The leukocyte immunoglobulin (Ig)-like receptors (LIRs) comprise a family of cell surface receptors that couple to either activating or inhibitory signals depending on the nature of their transmembrane and cytoplasmic domains. We describe the organization and fine localization of the genes for LIR-1 and LIR-5, which are inhibitory receptors, and LIR-6, which is an activating receptor. The genomic organization of all three genes is highly conserved from the signal peptide through the membrane-proximal Ig domain but diverges thereafter depending on the inhibitory or activating nature of the gene product. The 3' untranslated region of the gene for LIR-6 contains a 37-base pair repeat not present in the LIR-1 or LIR-5 genes. 5' rapid amplification of cDNA ends defined the putative transcription initiation site of the LIR-5 gene, which is TATA-less.

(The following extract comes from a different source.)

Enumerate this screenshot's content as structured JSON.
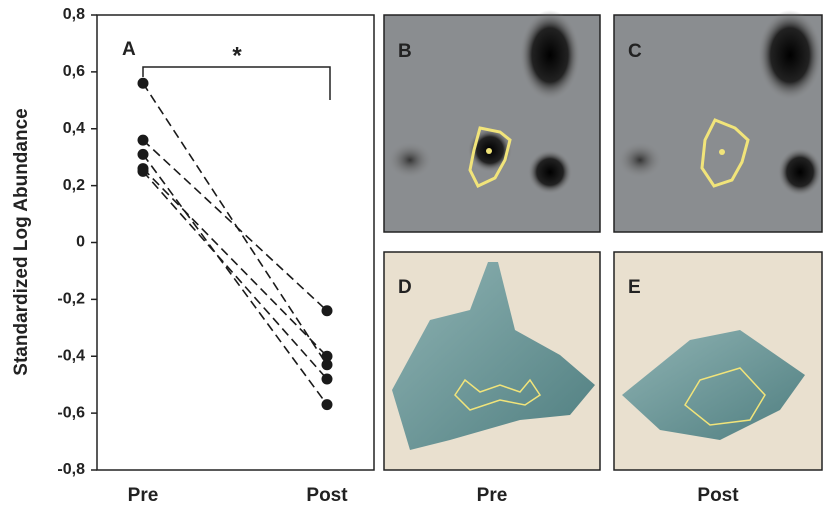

A nucleotide substitution in the LIR-5 gene led to loss of an intron present in the 5' untranslated region of the LIR-1 and LIR-6 genes. Differences in the genomic structure of these three LIR genes suggests possible mechanisms for their differential expression in cells of hematopoietic lineage. The three genes are in a region of Chromosome 19q13.4 that is immediately centromeric of the killer cell Ig-like receptor genes and are separated from one another by approximately 20 to 30 kb, suggesting that they arose by gene duplication from a common ancestor.[1]